Le miraculeux trio Bonny Light Horseman dépoussière le classicisme folk.  Intemporel et totalement envoûtant.


Quelques accords de guitare folk suspendus au temps, un micro captant au plus près la paume d’une main chaude, le frisson de voix à l’unisson, le tout enveloppé d’une réverbe spectrale… La formule semble simple et éculée, et pourtant, nous voilà à nouveau pris de vertige par cette émotion folk à fleur de peau. Pour tout dire, nous n’avions pas vu venir le premier album du trio folk nord-américain Bonny Light Horseman. Derrière ce cavalier de lumière, se cache pourtant quelques noms qui nous parlent, même si indirectement pour certains. 

Honneur au plus familier de cette rubrique, le trop méconnu Eric D. Johnson, leader du groupe pop-folk Fruit Bats (écoutez son superbe dernier album dont nous vous parlions cet été), ancien collaborateur des Shins, dont le groupe a souvent été comparé dans leurs années Sub Pop. A ses côtés Anaïs Mitchell, songwriter originaire du Vermont auteur de déjà sept albums, ainsi qu’une comédie musicale « Hadestown”, succès retentissant à Broadway. Quant à Josh Kaufman, l’homme de l’ombre, un touche-à-tout qui multiplie les casquettes de songwriter, producteur et arrangeur, pour des pointures telles que The National, The Hold Steady ou encore Paul Banks (Interpol).

Le destin de ses trois amis de longues date, aux calendriers respectifs déjà bien remplis, se croise grâce à une invitation des éminents Justin Vernon (Bon Iver) et Aaron Dessner (The National), par ailleurs membres du collectif 37d03d (PEOPLE), qui organisent en 2018 une résidence artistique à Berlin. Le trio ne résiste pas à la tentation et traverse l’Atlantique pour s’atteler à revisiter quelques chansons folk traditionnelles. Le courant passe comme on dit, ils enregistrent rapidement six chansons durant ce séjour berlinois et décident de ne pas en rester là. De retour en leur patrie, quatre autres morceaux sont gravés aux studios Dreamland à Woodstock en Janvier 2019.

Moderne et intemporel

Malgré les différentes sessions studios sur les deux continents, les dix titres de ce premier album respirent la parfaite harmonie, dans un écrin à la fois moderne et intemporel :  Intemporel pour son caractère épuré et les mélodies mémorables de ces standards traditionnels ; moderne car la production fourmille de détails, d’arrangements subtiles, tout en privilégiant la proximité, le contact mystique entre les musiciens. Équilibre rare. D’autant qu’une quinzaine de musiciens figurent également sur les crédits, notamment Aaron Dessner, Kate Stables (de This Is The Kit), Lisa Hannigan, The Staves, Christian Lee Hutson…

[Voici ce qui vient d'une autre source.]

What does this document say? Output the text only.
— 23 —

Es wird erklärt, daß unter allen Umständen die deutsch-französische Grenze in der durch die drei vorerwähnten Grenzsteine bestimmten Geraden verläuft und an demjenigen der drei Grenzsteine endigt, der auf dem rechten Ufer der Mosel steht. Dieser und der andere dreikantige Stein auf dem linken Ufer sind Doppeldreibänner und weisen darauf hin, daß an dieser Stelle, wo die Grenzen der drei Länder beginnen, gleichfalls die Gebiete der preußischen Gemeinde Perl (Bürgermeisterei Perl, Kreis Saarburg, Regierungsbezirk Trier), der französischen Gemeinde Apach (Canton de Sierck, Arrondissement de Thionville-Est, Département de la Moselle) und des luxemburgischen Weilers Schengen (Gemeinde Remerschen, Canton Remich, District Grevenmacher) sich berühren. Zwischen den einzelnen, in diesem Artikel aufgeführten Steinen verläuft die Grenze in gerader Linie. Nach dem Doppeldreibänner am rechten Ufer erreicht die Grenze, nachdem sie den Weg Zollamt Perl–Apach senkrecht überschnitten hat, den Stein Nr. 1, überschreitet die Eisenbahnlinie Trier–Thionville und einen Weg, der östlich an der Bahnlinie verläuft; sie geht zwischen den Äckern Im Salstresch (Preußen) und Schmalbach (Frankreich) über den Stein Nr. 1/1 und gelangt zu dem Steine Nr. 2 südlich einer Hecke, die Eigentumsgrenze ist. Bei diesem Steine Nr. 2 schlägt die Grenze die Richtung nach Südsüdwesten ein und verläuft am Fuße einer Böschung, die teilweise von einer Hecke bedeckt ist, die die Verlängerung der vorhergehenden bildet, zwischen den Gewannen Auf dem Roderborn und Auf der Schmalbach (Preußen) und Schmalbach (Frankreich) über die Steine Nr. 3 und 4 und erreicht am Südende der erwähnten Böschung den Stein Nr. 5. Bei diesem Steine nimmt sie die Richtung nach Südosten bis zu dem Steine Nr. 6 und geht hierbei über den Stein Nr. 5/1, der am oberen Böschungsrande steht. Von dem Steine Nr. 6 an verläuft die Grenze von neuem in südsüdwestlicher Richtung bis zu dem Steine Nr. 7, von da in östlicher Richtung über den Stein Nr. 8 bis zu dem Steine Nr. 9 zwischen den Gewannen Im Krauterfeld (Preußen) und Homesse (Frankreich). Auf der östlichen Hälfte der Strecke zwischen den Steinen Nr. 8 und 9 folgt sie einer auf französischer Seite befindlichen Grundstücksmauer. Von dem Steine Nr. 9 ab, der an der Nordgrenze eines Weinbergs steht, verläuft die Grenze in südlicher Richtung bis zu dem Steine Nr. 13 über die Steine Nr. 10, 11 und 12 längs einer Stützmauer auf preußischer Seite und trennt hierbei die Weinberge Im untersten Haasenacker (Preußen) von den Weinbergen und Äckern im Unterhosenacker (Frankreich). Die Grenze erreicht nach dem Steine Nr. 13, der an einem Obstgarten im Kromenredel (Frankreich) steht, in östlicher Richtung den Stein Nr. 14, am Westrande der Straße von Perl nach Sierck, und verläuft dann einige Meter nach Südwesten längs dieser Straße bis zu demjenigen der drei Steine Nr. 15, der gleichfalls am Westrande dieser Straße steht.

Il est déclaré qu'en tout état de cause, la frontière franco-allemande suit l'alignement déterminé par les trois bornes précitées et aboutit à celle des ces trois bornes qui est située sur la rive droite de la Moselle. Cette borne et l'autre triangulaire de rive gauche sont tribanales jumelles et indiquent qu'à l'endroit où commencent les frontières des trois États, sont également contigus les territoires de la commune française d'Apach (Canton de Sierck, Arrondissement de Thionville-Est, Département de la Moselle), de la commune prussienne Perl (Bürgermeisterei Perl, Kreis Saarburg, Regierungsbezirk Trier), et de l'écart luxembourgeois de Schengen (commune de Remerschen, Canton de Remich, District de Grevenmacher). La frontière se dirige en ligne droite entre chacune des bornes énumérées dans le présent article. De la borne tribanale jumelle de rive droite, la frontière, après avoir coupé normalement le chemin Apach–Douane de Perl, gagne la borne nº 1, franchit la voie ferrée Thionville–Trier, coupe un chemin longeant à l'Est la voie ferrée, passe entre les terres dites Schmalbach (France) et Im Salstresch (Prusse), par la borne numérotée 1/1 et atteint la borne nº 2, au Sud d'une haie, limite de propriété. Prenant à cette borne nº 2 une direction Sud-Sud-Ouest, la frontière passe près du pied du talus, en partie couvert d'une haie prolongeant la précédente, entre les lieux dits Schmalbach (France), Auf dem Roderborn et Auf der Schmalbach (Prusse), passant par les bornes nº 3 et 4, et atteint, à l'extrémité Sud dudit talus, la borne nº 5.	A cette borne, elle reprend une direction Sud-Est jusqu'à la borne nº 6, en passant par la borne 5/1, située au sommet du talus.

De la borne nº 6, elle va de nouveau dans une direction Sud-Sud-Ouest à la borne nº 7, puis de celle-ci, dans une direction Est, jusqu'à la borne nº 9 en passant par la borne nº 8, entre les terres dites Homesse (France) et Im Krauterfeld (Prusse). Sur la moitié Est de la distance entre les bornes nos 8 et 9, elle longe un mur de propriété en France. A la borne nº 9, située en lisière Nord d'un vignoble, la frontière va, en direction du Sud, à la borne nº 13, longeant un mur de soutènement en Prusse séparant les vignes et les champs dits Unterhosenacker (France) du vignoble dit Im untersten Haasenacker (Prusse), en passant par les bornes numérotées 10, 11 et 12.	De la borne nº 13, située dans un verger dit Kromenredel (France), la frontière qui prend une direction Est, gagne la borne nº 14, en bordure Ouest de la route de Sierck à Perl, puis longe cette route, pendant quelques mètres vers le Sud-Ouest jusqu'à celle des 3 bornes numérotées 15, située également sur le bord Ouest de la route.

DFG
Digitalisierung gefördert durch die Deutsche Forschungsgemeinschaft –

On pense de fait au formidable album du collectif Headless Heroes paru il y a une douzaine d’années, collections de reprises rock et folk où se distinguait notamment l’une des meilleurs performance d’Alela Diane sur une version l’inoubliable de “True Love Will Find You in The End” de feu l’ami Daniel Johnson. Bonny Light Horseman est du même acabit, ce genre de disque où tout coule de source. L’évidence même. 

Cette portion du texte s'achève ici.